À Sarcelles, le père de l’ex-maîtresse de DSK parle

André M’Bissa, le père de Marie-Victorine, a été contacté par l’avocat de Nafissatou Diallo, Kenneth Thompson.

Quand il évoque Dominique Strauss-Kahn, qu’il a connu lors de ses années de militantisme à la mairie de Sarcelles, André M’Bissa, père de Marie-Victorine, la jeune femme qui a publiquement expliqué cet été avoir eu une «liaison» avec l’homme politique, prononce du bout des lèvres: «ce monsieur».
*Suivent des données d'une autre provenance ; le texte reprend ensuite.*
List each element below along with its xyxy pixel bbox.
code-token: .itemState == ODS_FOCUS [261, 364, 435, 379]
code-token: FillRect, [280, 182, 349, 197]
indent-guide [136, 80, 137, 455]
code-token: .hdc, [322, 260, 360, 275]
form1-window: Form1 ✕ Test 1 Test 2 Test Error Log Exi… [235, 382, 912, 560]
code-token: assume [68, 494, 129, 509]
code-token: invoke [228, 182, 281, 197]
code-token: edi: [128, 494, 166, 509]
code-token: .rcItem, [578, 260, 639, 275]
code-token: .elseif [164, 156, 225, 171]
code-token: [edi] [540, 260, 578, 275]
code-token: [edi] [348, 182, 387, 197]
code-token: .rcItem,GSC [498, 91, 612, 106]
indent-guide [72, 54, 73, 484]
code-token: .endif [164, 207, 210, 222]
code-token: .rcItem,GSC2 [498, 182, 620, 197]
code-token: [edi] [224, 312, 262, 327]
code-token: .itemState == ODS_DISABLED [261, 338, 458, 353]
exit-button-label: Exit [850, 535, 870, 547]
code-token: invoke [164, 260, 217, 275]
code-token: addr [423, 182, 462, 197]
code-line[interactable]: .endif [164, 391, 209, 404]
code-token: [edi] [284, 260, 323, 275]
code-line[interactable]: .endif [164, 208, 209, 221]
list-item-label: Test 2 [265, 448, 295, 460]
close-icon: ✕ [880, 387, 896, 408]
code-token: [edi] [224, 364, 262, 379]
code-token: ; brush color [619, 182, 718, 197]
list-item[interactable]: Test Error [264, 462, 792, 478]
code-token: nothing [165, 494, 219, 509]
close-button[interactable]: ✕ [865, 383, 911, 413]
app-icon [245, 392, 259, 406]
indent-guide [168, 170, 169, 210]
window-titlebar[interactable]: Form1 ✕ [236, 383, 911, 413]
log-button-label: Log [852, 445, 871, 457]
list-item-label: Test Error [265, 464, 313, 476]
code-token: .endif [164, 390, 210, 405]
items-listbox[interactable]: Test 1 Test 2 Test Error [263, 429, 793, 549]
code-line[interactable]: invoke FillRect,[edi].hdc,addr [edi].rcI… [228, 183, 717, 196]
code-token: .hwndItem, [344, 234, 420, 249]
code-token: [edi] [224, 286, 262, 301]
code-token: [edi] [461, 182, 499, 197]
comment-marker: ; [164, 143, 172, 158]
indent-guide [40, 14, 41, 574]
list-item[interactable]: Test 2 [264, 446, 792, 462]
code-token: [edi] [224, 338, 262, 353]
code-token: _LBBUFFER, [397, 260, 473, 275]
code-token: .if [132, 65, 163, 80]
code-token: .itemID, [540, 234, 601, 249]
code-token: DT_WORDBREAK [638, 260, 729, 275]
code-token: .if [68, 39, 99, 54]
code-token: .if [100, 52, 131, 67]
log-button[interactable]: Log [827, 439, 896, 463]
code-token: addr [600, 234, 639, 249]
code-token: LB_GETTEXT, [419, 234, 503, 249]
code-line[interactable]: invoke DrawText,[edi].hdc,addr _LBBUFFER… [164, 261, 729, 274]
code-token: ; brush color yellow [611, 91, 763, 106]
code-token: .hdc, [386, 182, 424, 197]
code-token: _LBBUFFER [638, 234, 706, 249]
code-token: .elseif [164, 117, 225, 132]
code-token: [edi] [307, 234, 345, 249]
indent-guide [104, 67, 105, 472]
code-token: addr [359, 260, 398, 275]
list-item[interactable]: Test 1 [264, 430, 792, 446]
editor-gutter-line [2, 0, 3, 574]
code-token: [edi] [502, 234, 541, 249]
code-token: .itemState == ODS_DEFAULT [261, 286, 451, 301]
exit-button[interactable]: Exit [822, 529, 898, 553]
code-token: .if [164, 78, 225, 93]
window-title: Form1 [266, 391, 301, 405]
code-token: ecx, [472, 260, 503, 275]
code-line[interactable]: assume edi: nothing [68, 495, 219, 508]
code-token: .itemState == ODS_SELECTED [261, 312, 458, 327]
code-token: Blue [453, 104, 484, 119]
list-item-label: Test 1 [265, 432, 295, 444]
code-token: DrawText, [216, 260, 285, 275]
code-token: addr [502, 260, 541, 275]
L’homme, âgé de près de 65 ans, qui vient de porter plainte pour «subornation de témoin», visant un adjoint du maire de Sarcelles, jette un regard amer sur l’ensemble des années écoulées depuis ce 10 février 1998, le jour où sa fille aînée a effectué une tentative de suicide. André M’Bissa est alors veuf, depuis près de deux ans. En rentrant chez lui un peu avant 13 heures, il trouve sur la table une lettre de sa fille, l’aînée de ses trois enfants. «Cher Papa, écrit alors Marie-Victorine, quand tu liras cette lettre je serai partie. Je vais connaître enfin la paix de l’esprit. Je tiens à te dire que tu n’es pas responsable de mon départ. En tant que père, je crois que tu as fait ce que tu as pu pour me protéger, alors ne te reproche rien.» De son écriture régulière et soignée, la jeune fille âgée de près de 22 ans tente d’expliquer à son père son choix, «celui de cesser de vivre et je te demande de le respecter et d’essayer de le comprendre (…) Je suis épuisée de faire semblant d’être heureuse alors qu’à l’intérieur de moi, je me sens comme un oiseau mort.» Marie-Victorine raconte à son père sa rencontre avec DSK lors d’une cérémonie de vœux un an auparavant, puis sa souffrance depuis «le silence» entre eux. «Je crois qu’il me déteste», confie-t-elle, expliquant ne pas en comprendre la raison. «J’aurais tout accepté de cet homme, le silence, la clandestinité, tout. Oui, je l’ai accepté, et si c’était à refaire, je recommencerai.» «Je souhaite que tu me rendes un dernier service, demande la jeune fille à son père: je veux que tu dises à Dominique qu’il m’a rendue très heureuse et que je lui souhaite d’être heureux, que la vie soit généreuse avec lui.»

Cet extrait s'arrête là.